You can use our Docker images however you'd like, subject to standard Apache 2.0 restrictions.

You may also be interested to use our product which comes as both a managed SaaS (Cloud Edition) and on-prem, deploys to your Kubernetes (Enterprise Edition). Both editions makes it easy to deploy Apache Airflow clusters and Airflow DAGs in a multi-team, multi-user environment.

Requirements

The only requirement to get our Docker images up and running is Docker Engine and Docker Compose. If you don't have these installed already, visit these links for more information:

Quickstart

To get up and running quickly, we have provided a several docker-compose files to quickly spin up different components of the platform. Simply cd into examples/${component} and run docker-compose up. Some directories will have additional scripts to wrap some useful functionality around docker-compose up. These are documented on their respective pages.

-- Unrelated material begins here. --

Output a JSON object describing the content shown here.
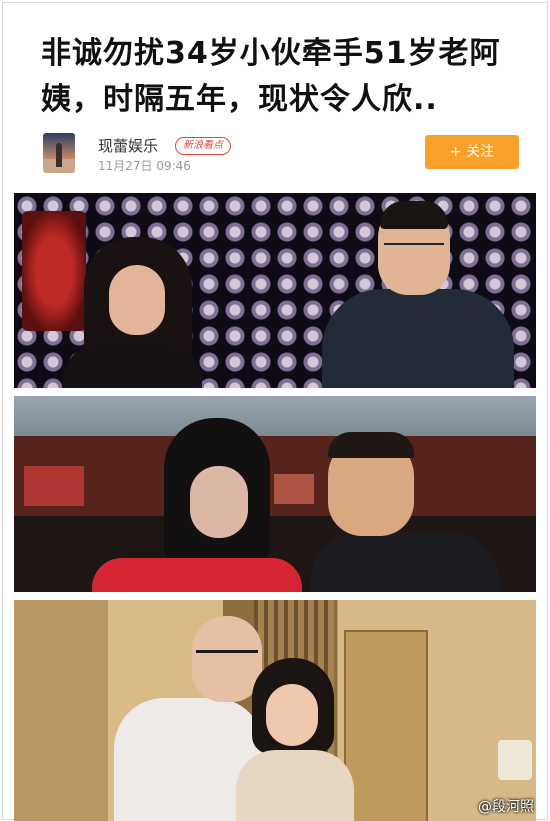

Running docker-compose up will download our pre-built images (see Makefile for details) from our DockerHub Repository and spin up containers running the various platform systems.

Building the Images

All platform images are built from a minimal Alpine Linux base image to keep our footprint minimal and secure.

To build the images from scratch run make build in your terminal. If you've already downloaded the images from DockerHub, this will replace them. These images will be used when running the platform locally.

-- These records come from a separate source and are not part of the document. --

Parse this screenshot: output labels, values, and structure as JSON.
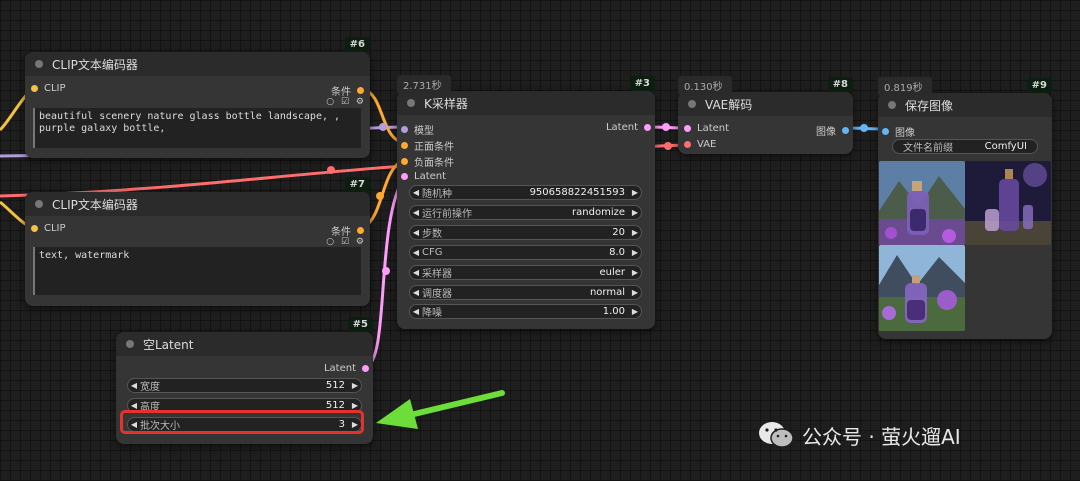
{
  "colors": {
    "clip": "#f5c142",
    "conditioning": "#ffa931",
    "latent": "#ff9cf9",
    "vae": "#ff6e6e",
    "image": "#64b5f6",
    "model": "#b39ddb",
    "highlight": "#e5322b",
    "arrow": "#6ddd3a"
  },
  "nodes": {
    "clip_pos": {
      "id": "#6",
      "title": "CLIP文本编码器",
      "input_label": "CLIP",
      "output_label": "条件",
      "icons": "○ ☑ ⚙",
      "text": "beautiful scenery nature glass bottle landscape, ,\npurple galaxy bottle,"
    },
    "clip_neg": {
      "id": "#7",
      "title": "CLIP文本编码器",
      "input_label": "CLIP",
      "output_label": "条件",
      "icons": "○ ☑ ⚙",
      "text": "text, watermark"
    },
    "empty_latent": {
      "id": "#5",
      "title": "空Latent",
      "output_label": "Latent",
      "widgets": [
        {
          "label": "宽度",
          "value": "512"
        },
        {
          "label": "高度",
          "value": "512"
        },
        {
          "label": "批次大小",
          "value": "3"
        }
      ]
    },
    "ksampler": {
      "id": "#3",
      "title": "K采样器",
      "time": "2.731秒",
      "inputs": [
        "模型",
        "正面条件",
        "负面条件",
        "Latent"
      ],
      "output_label": "Latent",
      "widgets": [
        {
          "label": "随机种",
          "value": "950658822451593"
        },
        {
          "label": "运行前操作",
          "value": "randomize"
        },
        {
          "label": "步数",
          "value": "20"
        },
        {
          "label": "CFG",
          "value": "8.0"
        },
        {
          "label": "采样器",
          "value": "euler"
        },
        {
          "label": "调度器",
          "value": "normal"
        },
        {
          "label": "降噪",
          "value": "1.00"
        }
      ]
    },
    "vae_decode": {
      "id": "#8",
      "title": "VAE解码",
      "time": "0.130秒",
      "inputs": [
        "Latent",
        "VAE"
      ],
      "output_label": "图像"
    },
    "save_image": {
      "id": "#9",
      "title": "保存图像",
      "time": "0.819秒",
      "input_label": "图像",
      "prefix_label": "文件名前缀",
      "prefix_value": "ComfyUI"
    }
  },
  "watermark": {
    "text": "公众号 · 萤火遛AI"
  },
  "icons": {
    "arrow_left": "◀",
    "arrow_right": "▶",
    "annotation_arrow": "green-arrow-icon",
    "watermark_logo": "wechat-icon"
  }
}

Building the Documentation

Documentation is built on Jekyll and hosted on Google Cloud Storage.

Build the docs site locally:

cd docs
bundle install

Run it:

bundle exec jekyll serve

Architecture

The Astronomer Airflow module consists of seven components, and you must bring your own Postgres and Redis database, as well as a container deployment strategy for your cloud.

Airflow Module

Quickstart

Clone Astronomer:

git clone https://github.com/astronomer/astronomer.git
cd astronomer

We provide two examples for Apache Airflow. Each will spin up a handful of containers to mimic a live Astronomer environment.

Airflow Core vs Airflow Enterprise

Here's a comparison of the components included in the Airflow Core vs. Airflow Enterprise examples:

ComponentAirflow CoreAirflow Enterprise
Airflow schedulerxx
Airflow webserverxx
PostgreSQLxx
Redisx
Celeryx
Flowerx
Prometheusx
Grafanax
StatsD exporterx
cAdvisorx

Airflow Core

To start the simple Airflow example:

cd examples/airflow-core
docker-compose up

Airflow Enterprise

To start the more sophisticated Airflow example:

cd examples/airflow-enterprise
docker-compose up

Once everything is up and running, open a browser and visit http://localhost:8080 for Airflow and http://localhost:5555 for Celery.

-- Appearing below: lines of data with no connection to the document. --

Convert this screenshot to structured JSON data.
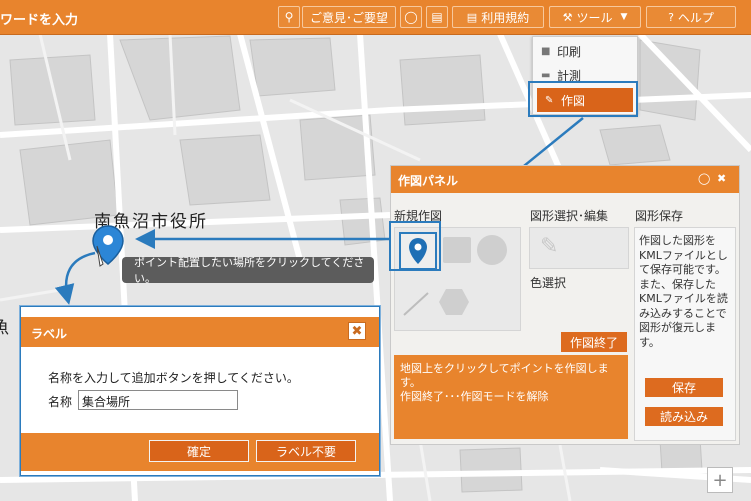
{
  "toolbar": {
    "search_placeholder": "ワードを入力",
    "feedback_label": "ご意見･ご要望",
    "terms_label": "利用規約",
    "tools_label": "ツール",
    "help_label": "ヘルプ"
  },
  "tools_menu": {
    "items": [
      {
        "label": "印刷",
        "icon": "printer-icon"
      },
      {
        "label": "計測",
        "icon": "ruler-icon"
      },
      {
        "label": "作図",
        "icon": "pencil-icon"
      }
    ]
  },
  "map": {
    "place_label": "南魚沼市役所",
    "partial_label": "魚",
    "tooltip": "ポイント配置したい場所をクリックしてください。"
  },
  "draw_panel": {
    "title": "作図パネル",
    "new_drawing_label": "新規作図",
    "select_edit_label": "図形選択･編集",
    "save_section_label": "図形保存",
    "color_label": "色選択",
    "end_button": "作図終了",
    "message_line1": "地図上をクリックしてポイントを作図します。",
    "message_line2": "作図終了･･･作図モードを解除",
    "save_description": "作図した図形をKMLファイルとして保存可能です。また、保存したKMLファイルを読み込みすることで図形が復元します。",
    "save_button": "保存",
    "load_button": "読み込み"
  },
  "label_dialog": {
    "title": "ラベル",
    "instruction": "名称を入力して追加ボタンを押してください。",
    "name_label": "名称",
    "name_value": "集合場所",
    "confirm_button": "確定",
    "no_label_button": "ラベル不要"
  },
  "colors": {
    "accent": "#e8842d",
    "accent_dark": "#d9641a",
    "annotation": "#2b7bbd",
    "pin": "#1f6fb5"
  }
}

You're up and running with Apache Airflow. The following sections will help you get started with your first pipelines, or get your existing pipelines running on the Astronomer Platform.

Start from Scratch

You need to write your first DAG. Review:

We recommend managing your DAGs in a Git repo, but for the purposes of getting rolling, just make a directory on your machine with a dags directory, and you can copy the sample dag from the link above into the folder inside a file test_dag.py. We typically advise first testing locally on your machine, before pushing changes to your staging environment. Once fully tested you can deploy to your production instance.

When ready to commit new source or destination hooks/operators, our best practice is to commit these into separate repositories for each plugin.

Start from Existing Code

If you already have an Airflow project (Airflow home directory), getting things running on Astronomer is straightforward. Within examples/airflow, we provide a start script that can wire up a few things to help you develop on Airflow quickly.

You'll also notice a small .env file next to the docker-compose.yml file. This file is automatically sourced by docker-compose and it's variables are interpolated into the service definitions in the docker-compose.yml file. If you run docker-compose up, like we did above, we mount volumes into your host machine's /tmp directory for Postgres and Redis. This will automatically be cleaned up for you.

This will also be the behavior if you run ./start with no arguments. If you want to load your own Airflow project into this system, just provide the project's path as an argument to run, like this: ./start ~/repos/airflow-project.

Under the hood, a few things make this work. Dockerfile.astro and .dockerignore files are written into your project directory. And an .astro directory is created.

  • Dockerfile.astro just links to a special onbuild version of our Airflow image that will automatically add certain files, within the .astro directory to the image.
  • The .astro file will contain a data directory which will be used for mapping docker volumes into for Postgres and Redis. This lets you persist your current Airflow state between shutdowns. These files are automatically ignored by git.
  • The .astro directory will also contain a requirements.txt file that you can add python packages to be installed using pip. We will automatically build and install them when the containers are restarted.
  • In some cases, python modules will need to compile native modules and/or rely on other package that exist outside of the python ecosystem. In this case, we also provide a packages.txt file in the .astro directory, where you can add Alpine packages. The format is similar to requirements.txt, with a package on each line.

With this configuration, you can point the ./start script at any Airflow home directory and maintain distinct and separate environments for each, allowing you to easily test different Airflow projects in isolation.